I am currently working on something very similar with reading books and writing small sub stories. I am happy I am not the only one getting the number loop problem
what would happen if you tried using this as a generator for a generative adversarial network and then make the classifier as real vs generated? is it too random to get to realistic comments?
So how is this different what Markov chain does? Because to me this video sounded lot like only difference between Markov chain and neural network would be how it is made under the hood.
Yeah, this demonstration would work better (or at least be easier) with a Markov chain. But recurrent neural networks allow machines to learn more than just sequences, which Markov chains can't do.
Online discourse will slowly become a Turing test.
How do I know you're not a bot?
Now teach a neural network to detect sarcasm.
I was, but now it has been even more excellent hardware prediction of information that we are to be.
Great video.
Beep Boop.
Every time I see Mike's desk I have to wonder how he works with computers and only has one monitor
Anders Rochester must be so embarrassed for the "thonk" at 8:40
Now I really want to make a neural network that automatically replies to all my emails.
"Isn't being themselves to work"? Woah, 42-level sense answer to the purpose of life right there! :D
Fun Project:
Scan all tweets of a certain president.
Feed into neural network until it learns to predict his next tweet's sentiment/topic/time, maybe even content.
Once it's consistently throwing out tweet predictions that look like the subject could've tweeted them, port it to a game:
*Who said it? AI or Human*
I would be more likely to support to nonsense of a subpar AI than the nonsense of a certain president...
AI for the president. Or is he already?
There is RNNs far more powerful than Donald Trump. I think he only memorizes his last three words.
The comments use words that make sense, not so much if you actually read it... So actually exactly like youtube comments, damn ai is getting really good.
theres a guy trying to make a neutral network learn Super Mario World and (now) Mario Kart (SNES), pretty interesting.
Might that "guy" be SethBling? :D
There are more effective comment generators than this.
I like how one of the comments mentions r/totallynotrobots
I imagine it would be possible to layer this with some sort of pre-processing?

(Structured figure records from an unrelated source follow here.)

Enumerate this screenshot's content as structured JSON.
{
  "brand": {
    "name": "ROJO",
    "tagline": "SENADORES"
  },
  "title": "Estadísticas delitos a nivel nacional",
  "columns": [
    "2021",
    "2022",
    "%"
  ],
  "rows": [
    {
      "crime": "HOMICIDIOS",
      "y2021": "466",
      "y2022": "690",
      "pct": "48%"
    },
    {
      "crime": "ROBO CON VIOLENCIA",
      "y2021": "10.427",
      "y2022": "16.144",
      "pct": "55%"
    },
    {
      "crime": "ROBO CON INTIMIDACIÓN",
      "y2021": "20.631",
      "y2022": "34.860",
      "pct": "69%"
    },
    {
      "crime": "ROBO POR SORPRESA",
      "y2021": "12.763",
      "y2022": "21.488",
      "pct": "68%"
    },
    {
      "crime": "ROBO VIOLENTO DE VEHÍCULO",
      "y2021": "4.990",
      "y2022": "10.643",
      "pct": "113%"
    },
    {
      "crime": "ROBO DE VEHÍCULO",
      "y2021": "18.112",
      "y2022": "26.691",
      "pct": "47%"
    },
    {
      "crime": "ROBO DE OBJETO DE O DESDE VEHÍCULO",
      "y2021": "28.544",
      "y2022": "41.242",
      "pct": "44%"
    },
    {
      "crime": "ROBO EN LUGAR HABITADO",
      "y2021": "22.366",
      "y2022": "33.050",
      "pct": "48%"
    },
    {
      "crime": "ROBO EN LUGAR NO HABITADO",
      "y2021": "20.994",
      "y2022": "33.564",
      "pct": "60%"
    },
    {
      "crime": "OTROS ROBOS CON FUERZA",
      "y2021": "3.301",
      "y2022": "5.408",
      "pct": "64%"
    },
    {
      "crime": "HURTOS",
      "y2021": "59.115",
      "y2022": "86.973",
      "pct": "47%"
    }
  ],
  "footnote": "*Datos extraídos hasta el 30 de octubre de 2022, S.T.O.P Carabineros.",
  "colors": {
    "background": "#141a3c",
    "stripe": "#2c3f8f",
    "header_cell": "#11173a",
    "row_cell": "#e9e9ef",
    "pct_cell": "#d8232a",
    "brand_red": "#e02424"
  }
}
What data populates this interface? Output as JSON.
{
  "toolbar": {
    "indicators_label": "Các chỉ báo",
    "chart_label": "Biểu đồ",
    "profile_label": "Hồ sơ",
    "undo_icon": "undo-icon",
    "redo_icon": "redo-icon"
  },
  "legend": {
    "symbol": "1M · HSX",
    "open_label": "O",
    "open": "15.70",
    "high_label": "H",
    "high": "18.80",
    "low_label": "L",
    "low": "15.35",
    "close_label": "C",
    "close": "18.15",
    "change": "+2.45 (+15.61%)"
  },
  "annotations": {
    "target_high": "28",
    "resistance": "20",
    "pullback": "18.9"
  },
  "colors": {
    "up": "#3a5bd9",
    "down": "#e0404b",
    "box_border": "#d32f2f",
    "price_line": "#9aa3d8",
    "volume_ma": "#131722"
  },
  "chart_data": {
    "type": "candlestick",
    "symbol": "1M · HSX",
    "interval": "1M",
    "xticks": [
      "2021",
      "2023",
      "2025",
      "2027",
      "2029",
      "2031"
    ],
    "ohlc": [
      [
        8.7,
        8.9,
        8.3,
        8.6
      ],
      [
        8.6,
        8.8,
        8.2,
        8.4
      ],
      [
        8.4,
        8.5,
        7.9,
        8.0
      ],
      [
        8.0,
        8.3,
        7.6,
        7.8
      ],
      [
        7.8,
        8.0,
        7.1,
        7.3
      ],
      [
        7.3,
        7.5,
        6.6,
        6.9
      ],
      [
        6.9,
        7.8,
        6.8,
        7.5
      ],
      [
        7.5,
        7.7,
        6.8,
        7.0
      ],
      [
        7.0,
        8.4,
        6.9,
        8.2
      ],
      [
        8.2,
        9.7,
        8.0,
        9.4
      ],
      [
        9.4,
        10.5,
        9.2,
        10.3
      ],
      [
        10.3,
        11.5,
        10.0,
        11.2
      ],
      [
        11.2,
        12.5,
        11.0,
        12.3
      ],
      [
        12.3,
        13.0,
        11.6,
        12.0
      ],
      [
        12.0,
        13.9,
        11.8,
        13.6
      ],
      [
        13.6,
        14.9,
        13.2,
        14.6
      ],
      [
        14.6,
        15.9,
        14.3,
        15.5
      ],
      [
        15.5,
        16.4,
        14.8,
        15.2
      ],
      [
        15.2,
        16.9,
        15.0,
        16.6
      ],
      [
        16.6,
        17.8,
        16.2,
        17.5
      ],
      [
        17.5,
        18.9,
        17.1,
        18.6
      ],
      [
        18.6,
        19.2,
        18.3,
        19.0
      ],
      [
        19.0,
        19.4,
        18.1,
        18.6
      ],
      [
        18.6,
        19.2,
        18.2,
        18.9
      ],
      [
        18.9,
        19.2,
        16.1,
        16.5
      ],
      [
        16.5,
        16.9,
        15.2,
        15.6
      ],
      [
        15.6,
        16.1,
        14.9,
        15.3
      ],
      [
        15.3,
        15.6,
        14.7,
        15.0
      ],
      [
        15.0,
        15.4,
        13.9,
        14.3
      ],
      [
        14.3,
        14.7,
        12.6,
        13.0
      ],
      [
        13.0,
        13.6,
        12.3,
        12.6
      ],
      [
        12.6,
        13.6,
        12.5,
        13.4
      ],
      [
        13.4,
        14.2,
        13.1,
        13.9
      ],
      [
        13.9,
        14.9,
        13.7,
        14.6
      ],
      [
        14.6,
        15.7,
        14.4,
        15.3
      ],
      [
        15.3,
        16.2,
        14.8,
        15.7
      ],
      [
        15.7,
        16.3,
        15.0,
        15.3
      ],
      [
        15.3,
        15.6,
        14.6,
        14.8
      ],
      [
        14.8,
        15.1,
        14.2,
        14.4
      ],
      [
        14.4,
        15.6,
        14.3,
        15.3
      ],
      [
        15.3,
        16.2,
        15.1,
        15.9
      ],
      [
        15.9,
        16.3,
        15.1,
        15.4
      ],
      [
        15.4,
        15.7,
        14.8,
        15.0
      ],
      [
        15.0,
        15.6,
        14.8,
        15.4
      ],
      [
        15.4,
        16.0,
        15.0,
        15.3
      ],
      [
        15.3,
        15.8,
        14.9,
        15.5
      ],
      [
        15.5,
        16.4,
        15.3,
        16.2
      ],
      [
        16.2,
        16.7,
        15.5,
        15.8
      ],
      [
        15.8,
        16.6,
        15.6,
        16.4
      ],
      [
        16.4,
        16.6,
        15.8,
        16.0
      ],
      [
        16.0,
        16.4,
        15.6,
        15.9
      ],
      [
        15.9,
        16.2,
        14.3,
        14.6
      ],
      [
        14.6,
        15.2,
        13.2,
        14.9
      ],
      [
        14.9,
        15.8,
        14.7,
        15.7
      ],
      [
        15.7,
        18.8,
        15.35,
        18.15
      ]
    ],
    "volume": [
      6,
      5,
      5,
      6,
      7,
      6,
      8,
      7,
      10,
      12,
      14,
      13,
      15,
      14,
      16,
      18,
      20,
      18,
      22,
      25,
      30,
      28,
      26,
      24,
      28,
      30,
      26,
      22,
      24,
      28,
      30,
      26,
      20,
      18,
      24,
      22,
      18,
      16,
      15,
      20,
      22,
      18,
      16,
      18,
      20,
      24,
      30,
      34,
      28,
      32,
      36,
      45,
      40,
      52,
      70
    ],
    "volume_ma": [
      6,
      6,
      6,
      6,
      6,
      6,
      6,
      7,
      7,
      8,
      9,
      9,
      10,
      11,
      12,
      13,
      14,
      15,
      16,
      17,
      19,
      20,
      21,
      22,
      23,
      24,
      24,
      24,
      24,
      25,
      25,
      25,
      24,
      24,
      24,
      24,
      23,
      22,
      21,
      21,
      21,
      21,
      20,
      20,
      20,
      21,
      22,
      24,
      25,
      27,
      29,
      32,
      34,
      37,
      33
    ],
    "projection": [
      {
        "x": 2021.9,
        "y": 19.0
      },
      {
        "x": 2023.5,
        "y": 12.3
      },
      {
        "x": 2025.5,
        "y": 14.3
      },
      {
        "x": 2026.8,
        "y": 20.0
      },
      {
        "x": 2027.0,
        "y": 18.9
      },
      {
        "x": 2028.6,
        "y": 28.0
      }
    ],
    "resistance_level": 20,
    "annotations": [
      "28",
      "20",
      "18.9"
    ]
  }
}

For example, I imagine it would be possible to parse the sentences into word objects pretty easily first, and then run the same kind of a network against words rather than letters?
I propose a new Turing test competition: A bot powered by a neural net that chats over the phone to double glazing salesmen. The winner each year will be the one that keeps them talking the longest. Shouldn't need a very deep neural net.
It bears an eerie resemblance to fluent aphasia.
Now IceMetalPunk will appear even more often. :D Also, just to confuse the network: Comment kompjuterfeil Comment Reply Reply Comment :P
I mean, I already watch every Computerphile video and comment at least once on most of them... how much more often can I appear? XD
Has there been much work on giving such systems initial information from which to build off of? For example, one might give the system a dictionary of English words, acronyms, etc (possibly letting the system expand it to some extent) with a list of the potential (or probable) types of word (nouns, verbs, adverbs, adjectives, etc.) and even, perhaps verb tenses. Besides going letter-to-letter and word-to-word, it could start building models of overall sentence structures.
This would significantly increase the complexity of the system and prescribing rules, rather than letting the system learn rules, might limit it in certain ways and would require more work initially.
Now determine which video each comment came from.